At the end of the third quarter, negative absorption was still occurring in Salt Lake City’s office market, with vacancy hovering ar ound 18 percent in the suburban market and 14 percent in the downtown area. Average Class A rates are around $22.50 per square foot, full service, average Class B rates $17.75 per square foot, and average Class C rates $14.25 per square foot. For the past 3 quarters, there have been more short-term leases executed compared to the typical 5-year term lease.
The Class A central business district office submarket is very strong with less than 10 percent vacancy, and the new office tower, 222 South Main, is signing leases with strong credit companies taking large blocks of space.

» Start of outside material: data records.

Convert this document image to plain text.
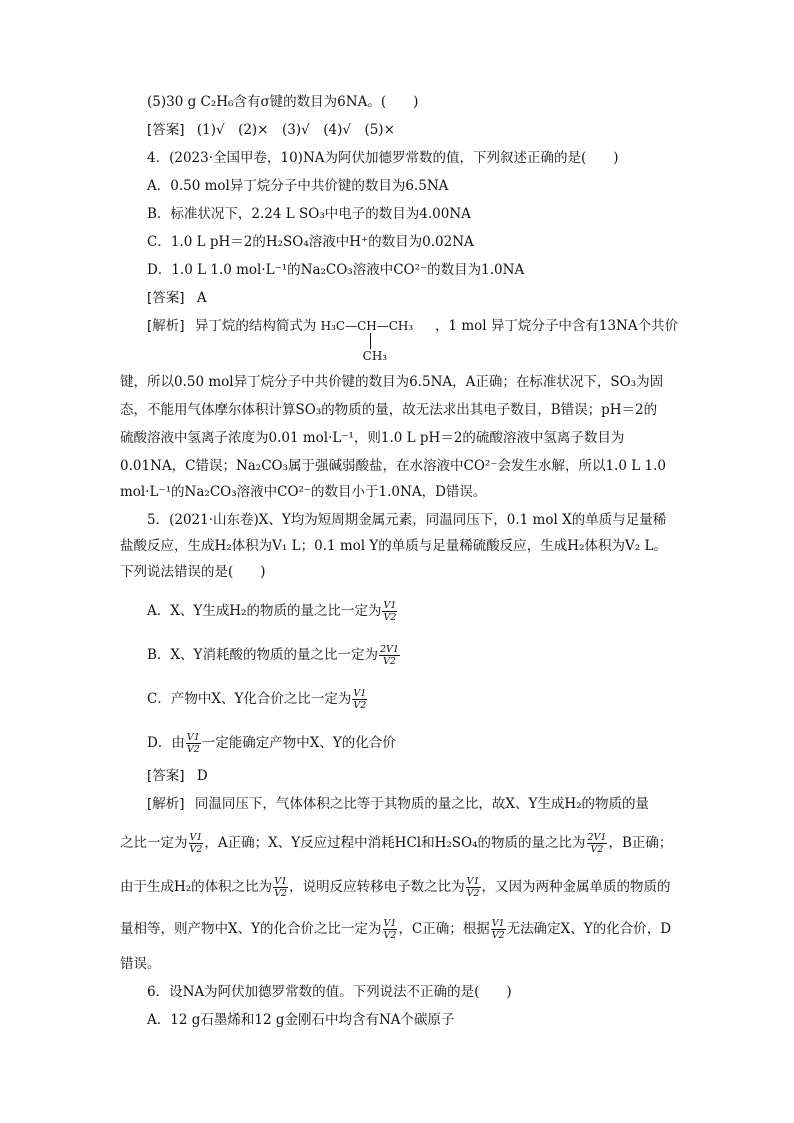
(5)30 g C₂H₆含有σ键的数目为6NA。(　　)
[答案] (1)√　(2)×　(3)√　(4)√　(5)×
4．(2023·全国甲卷，10)NA为阿伏加德罗常数的值，下列叙述正确的是(　　)
A．0.50 mol异丁烷分子中共价键的数目为6.5NA
B．标准状况下，2.24 L SO₃中电子的数目为4.00NA
C．1.0 L pH＝2的H₂SO₄溶液中H⁺的数目为0.02NA
D．1.0 L 1.0 mol·L⁻¹的Na₂CO₃溶液中CO²⁻的数目为1.0NA
[答案] A
[解析] 异丁烷的结构简式为 H₃C—CH—CH₃
CH₃
，1 mol 异丁烷分子中含有13NA个共价
键，所以0.50 mol异丁烷分子中共价键的数目为6.5NA，A正确；在标准状况下，SO₃为固
态，不能用气体摩尔体积计算SO₃的物质的量，故无法求出其电子数目，B错误；pH＝2的
硫酸溶液中氢离子浓度为0.01 mol·L⁻¹，则1.0 L pH＝2的硫酸溶液中氢离子数目为
0.01NA，C错误；Na₂CO₃属于强碱弱酸盐，在水溶液中CO²⁻会发生水解，所以1.0 L 1.0
mol·L⁻¹的Na₂CO₃溶液中CO²⁻的数目小于1.0NA，D错误。
5．(2021·山东卷)X、Y均为短周期金属元素，同温同压下，0.1 mol X的单质与足量稀
盐酸反应，生成H₂体积为V₁ L；0.1 mol Y的单质与足量稀硫酸反应，生成H₂体积为V₂ L。
下列说法错误的是(　　)
A．X、Y生成H₂的物质的量之比一定为 $\frac{V1}{V2}$
B．X、Y消耗酸的物质的量之比一定为 $\frac{2V1}{V2}$
C．产物中X、Y化合价之比一定为 $\frac{V1}{V2}$
D．由 $\frac{V1}{V2}$ 一定能确定产物中X、Y的化合价
[答案] D
[解析] 同温同压下，气体体积之比等于其物质的量之比，故X、Y生成H₂的物质的量
之比一定为 $\frac{V1}{V2}$ ，A正确；X、Y反应过程中消耗HCl和H₂SO₄的物质的量之比为 $\frac{2V1}{V2}$ ，B正确；
由于生成H₂的体积之比为 $\frac{V1}{V2}$ ，说明反应转移电子数之比为 $\frac{V1}{V2}$ ，又因为两种金属单质的物质的
量相等，则产物中X、Y的化合价之比一定为 $\frac{V1}{V2}$ ，C正确；根据 $\frac{V1}{V2}$ 无法确定X、Y的化合价，D
错误。
6．设NA为阿伏加德罗常数的值。下列说法不正确的是(　　)
A．12 g石墨烯和12 g金刚石中均含有NA个碳原子
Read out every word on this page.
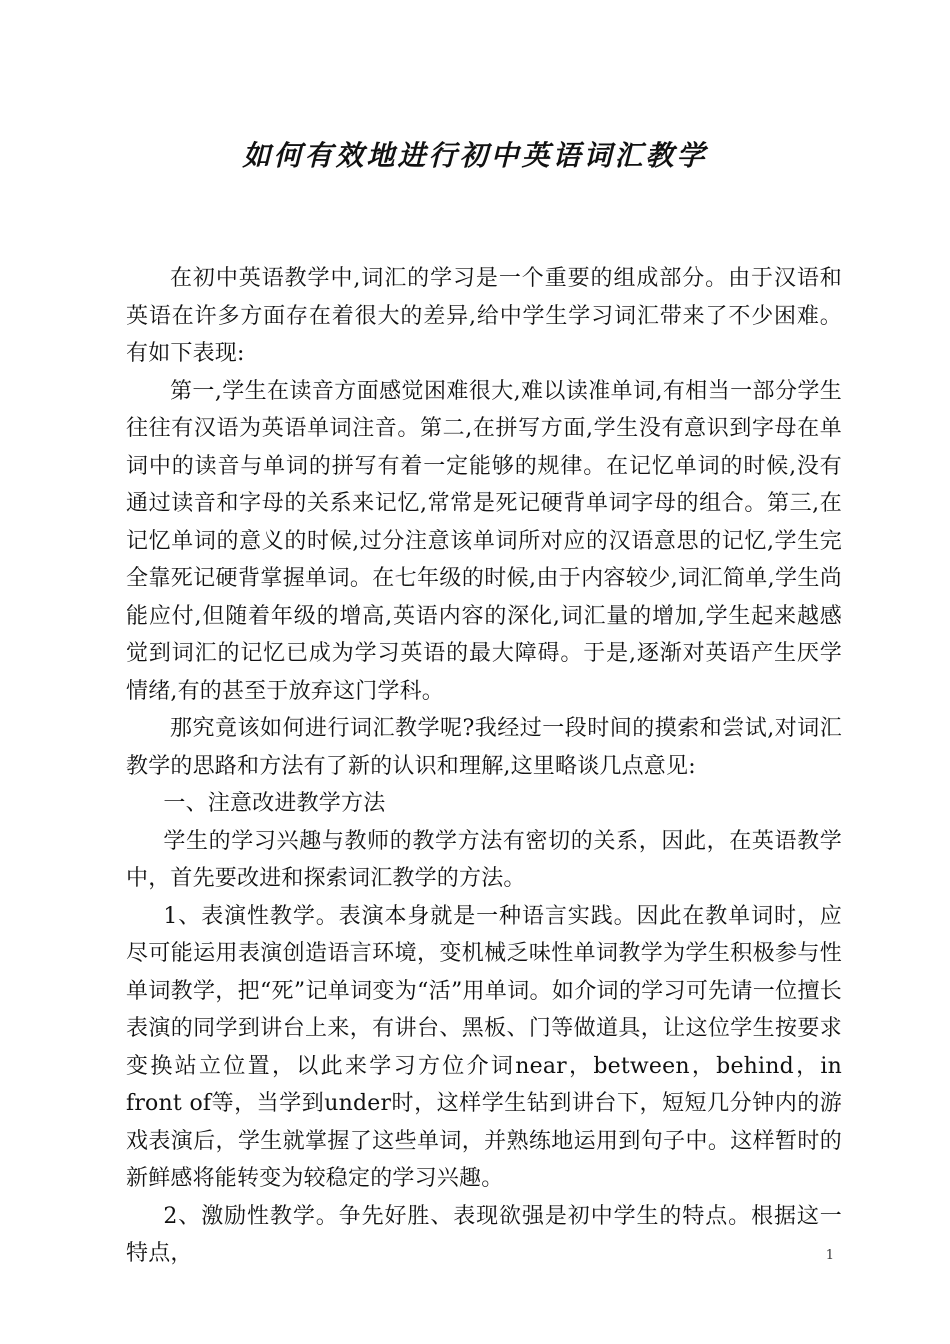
如何有效地进行初中英语词汇教学

在初中英语教学中,词汇的学习是一个重要的组成部分。由于汉语和英语在许多方面存在着很大的差异,给中学生学习词汇带来了不少困难。有如下表现:

第一,学生在读音方面感觉困难很大,难以读准单词,有相当一部分学生往往有汉语为英语单词注音。第二,在拼写方面,学生没有意识到字母在单词中的读音与单词的拼写有着一定能够的规律。在记忆单词的时候,没有通过读音和字母的关系来记忆,常常是死记硬背单词字母的组合。第三,在记忆单词的意义的时候,过分注意该单词所对应的汉语意思的记忆,学生完全靠死记硬背掌握单词。在七年级的时候,由于内容较少,词汇简单,学生尚能应付,但随着年级的增高,英语内容的深化,词汇量的增加,学生起来越感觉到词汇的记忆已成为学习英语的最大障碍。于是,逐渐对英语产生厌学情绪,有的甚至于放弃这门学科。

那究竟该如何进行词汇教学呢?我经过一段时间的摸索和尝试,对词汇教学的思路和方法有了新的认识和理解,这里略谈几点意见:

一、注意改进教学方法

学生的学习兴趣与教师的教学方法有密切的关系，因此，在英语教学中，首先要改进和探索词汇教学的方法。

1、表演性教学。表演本身就是一种语言实践。因此在教单词时，应尽可能运用表演创造语言环境，变机械乏味性单词教学为学生积极参与性单词教学，把“死”记单词变为“活”用单词。如介词的学习可先请一位擅长表演的同学到讲台上来，有讲台、黑板、门等做道具，让这位学生按要求变换站立位置，以此来学习方位介词near，between，behind，in front of等，当学到under时，这样学生钻到讲台下，短短几分钟内的游戏表演后，学生就掌握了这些单词，并熟练地运用到句子中。这样暂时的新鲜感将能转变为较稳定的学习兴趣。

2、激励性教学。争先好胜、表现欲强是初中学生的特点。根据这一特点，	1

The Central East submarket is experiencing the greatest vacancy at about 20 percent.
At the beginning of the fourth quarter, the office market was experiencing increased activity. Some companies are beginning to expand — new and larger space requirements with the minimum of a 5-year lease term are occurring. As the jobless rate decreases, both nationally and locally, additional office requirements will develop. The economy is getting healthier, but a slow and gradual increase will be more likely than a fast growing, rapid rise.
As a Salt Lake City tenant, this is a great time to look for office space. Availability and choice are at an all-time high. Companies can acquire quality office space for better rates, concessions and tenant improvements than could be achieved a year ago. This is the time to secure the best deal before the economy heats up.

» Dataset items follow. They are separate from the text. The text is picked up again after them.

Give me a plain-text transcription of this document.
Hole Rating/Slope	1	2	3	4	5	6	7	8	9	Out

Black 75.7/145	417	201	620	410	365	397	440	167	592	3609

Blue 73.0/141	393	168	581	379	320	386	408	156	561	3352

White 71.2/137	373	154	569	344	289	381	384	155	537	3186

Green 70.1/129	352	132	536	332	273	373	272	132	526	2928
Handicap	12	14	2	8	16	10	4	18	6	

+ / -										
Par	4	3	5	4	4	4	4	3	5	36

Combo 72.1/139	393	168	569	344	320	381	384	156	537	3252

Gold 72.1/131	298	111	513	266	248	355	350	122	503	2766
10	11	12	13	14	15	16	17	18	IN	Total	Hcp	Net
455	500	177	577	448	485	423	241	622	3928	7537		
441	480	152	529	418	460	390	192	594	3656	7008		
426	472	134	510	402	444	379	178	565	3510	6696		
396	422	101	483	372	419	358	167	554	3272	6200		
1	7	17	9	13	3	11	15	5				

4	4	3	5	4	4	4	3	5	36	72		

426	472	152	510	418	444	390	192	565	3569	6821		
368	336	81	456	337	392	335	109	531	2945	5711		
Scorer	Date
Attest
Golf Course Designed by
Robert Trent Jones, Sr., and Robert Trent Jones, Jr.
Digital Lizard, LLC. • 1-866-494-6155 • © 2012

— Barbara Johnson is an executive real estate agent at NAI Utah Commercial Real Estate in Salt Lake City.
The Salt Lake County industrial market vacancy rate rose to 9.35 percent at the end of third quarter 2009, marking a continuous increase since fourth quarter 2007 when the rate hit a low point of 4.15 percent. While the vacancy rate has been increasing, the Salt Lake County market remains strong relative to competing markets in the West and other areas of the country.

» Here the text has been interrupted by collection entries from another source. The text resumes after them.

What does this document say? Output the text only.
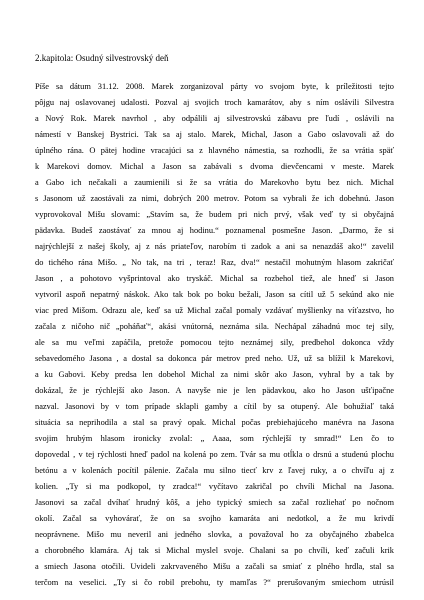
2.kapitola: Osudný silvestrovský deň
Píše sa dátum 31.12. 2008. Marek zorganizoval párty vo svojom byte, k príležitosti tejto
pôjgu naj oslavovanej udalosti. Pozval aj svojich troch kamarátov, aby s ním oslávili Silvestra
a Nový Rok. Marek navrhol , aby odpálili aj silvestrovskú zábavu pre ľudí , oslávili na
námestí v Banskej Bystrici. Tak sa aj stalo. Marek, Michal, Jason a Gabo oslavovali až do
úplného rána. O pätej hodine vracajúci sa z hlavného námestia, sa rozhodli, že sa vrátia späť
k Marekovi domov. Michal a Jason sa zabávali s dvoma dievčencami v meste. Marek
a Gabo ich nečakali a zaumienili si že sa vrátia do Marekovho bytu bez nich. Michal
s Jasonom už zaostávali za nimi, dobrých 200 metrov. Potom sa vybrali že ich dobehnú. Jason
vyprovokoval Mišu slovami: „Stavím sa, že budem pri nich prvý, však veď ty si obyčajná
pädavka. Budeš zaostávať za mnou aj hodinu.“ poznamenal posmešne Jason. „Darmo, že si
najrýchlejší z našej školy, aj z nás priateľov, narobím ti zadok a ani sa nenazdáš ako!“ zavelil
do tichého rána Mišo. „ No tak, na tri , teraz! Raz, dva!“ nestačil mohutným hlasom zakričať
Jason , a pohotovo vyšprintoval ako tryskáč. Michal sa rozbehol tiež, ale hneď si Jason
vytvoril aspoň nepatrný náskok. Ako tak bok po boku bežali, Jason sa cítil už 5 sekúnd ako nie
viac pred Mišom. Odrazu ale, keď sa už Michal začal pomaly vzdávať myšlienky na víťazstvo, ho
začala z ničoho nič „poháňať“, akási vnútorná, neznáma sila. Nechápal záhadnú moc tej sily,
ale sa mu veľmi zapáčila, pretože pomocou tejto neznámej sily, predbehol dokonca vždy
sebavedomého Jasona , a dostal sa dokonca pár metrov pred neho. Už, už sa blížil k Marekovi,
a ku Gabovi. Keby predsa len dobehol Michal za nimi skôr ako Jason, vyhral by a tak by
dokázal, že je rýchlejší ako Jason. A navyše nie je len pädavkou, ako ho Jason ušťipačne
nazval. Jasonovi by v tom prípade sklapli gamby a cítil by sa otupený. Ale bohužiaľ taká
situácia sa neprihodila a stal sa pravý opak. Michal počas prebiehajúceho manévra na Jasona
svojim hrubým hlasom ironicky zvolal: „ Aaaa, som rýchlejší ty smrad!“ Len čo to
dopovedal , v tej rýchlosti hneď padol na kolená po zem. Tvár sa mu otĺkla o drsnú a studenú plochu
betónu a v kolenách pocítil pálenie. Začala mu silno tiecť krv z ľavej ruky, a o chvíľu aj z
kolien. „Ty si ma podkopol, ty zradca!“ vyčítavo zakričal po chvíli Michal na Jasona.
Jasonovi sa začal dvíhať hrudný kôš, a jeho typický smiech sa začal rozliehať po nočnom
okolí. Začal sa vyhovárať, že on sa svojho kamaráta ani nedotkol, a že mu krivdí
neoprávnene. Mišo mu neveril ani jedného slovka, a považoval ho za obyčajného zbabelca
a chorobného klamára. Aj tak si Michal myslel svoje. Chalani sa po chvíli, keď začuli krik
a smiech Jasona otočili. Uvideli zakrvaveného Mišu a začali sa smiať z plného hrdla, stal sa
terčom na veselici. „Ty si čo robil prebohu, ty mamľas ?“ prerušovaným smiechom utrúsil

The property segment to see the largest increase in vacancy square footage from a year ago is bulk distribution, with a change from 1.6 million square feet available to 3.6 million square feet, offering users better variety and better deals.
Lease rates have fallen 6.98 percent from third quarter 2008 levels. The product size with the largest decrease is the 20,000- to 50,000-square-foot range at 15.92 percent, with rates dropping below $0.40 per square foot to an average rate of $0.39 per square foot from a high of $.46 per square foot in third quarter 2008. Properties 100,000 square feet and larger saw a lease rate decrease to $0.34 per square foot from $0.38 in third quarter 2008.
The Salt Lake County industrial market consists of around 110 million square feet; approximately 3.3 million square feet was under construction in third quarter 2008 compared to only 179,000 square feet at the same time this year. The beginning of the fourth quarter has seen some increase in activity. A few projects that have been in a holding pattern have recently been taking a fresh look at the market. While there are signs of recovery it seems that the pace will remain slow rather than a rapid ramp-up. Salt Lake City is well positioned to take advantage of a recovery with relatively low vacancy rates.
— Ed Johnson and Andy Wheeler are industrial specialists at NAI Utah Commercial Real Estate in Salt Lake City.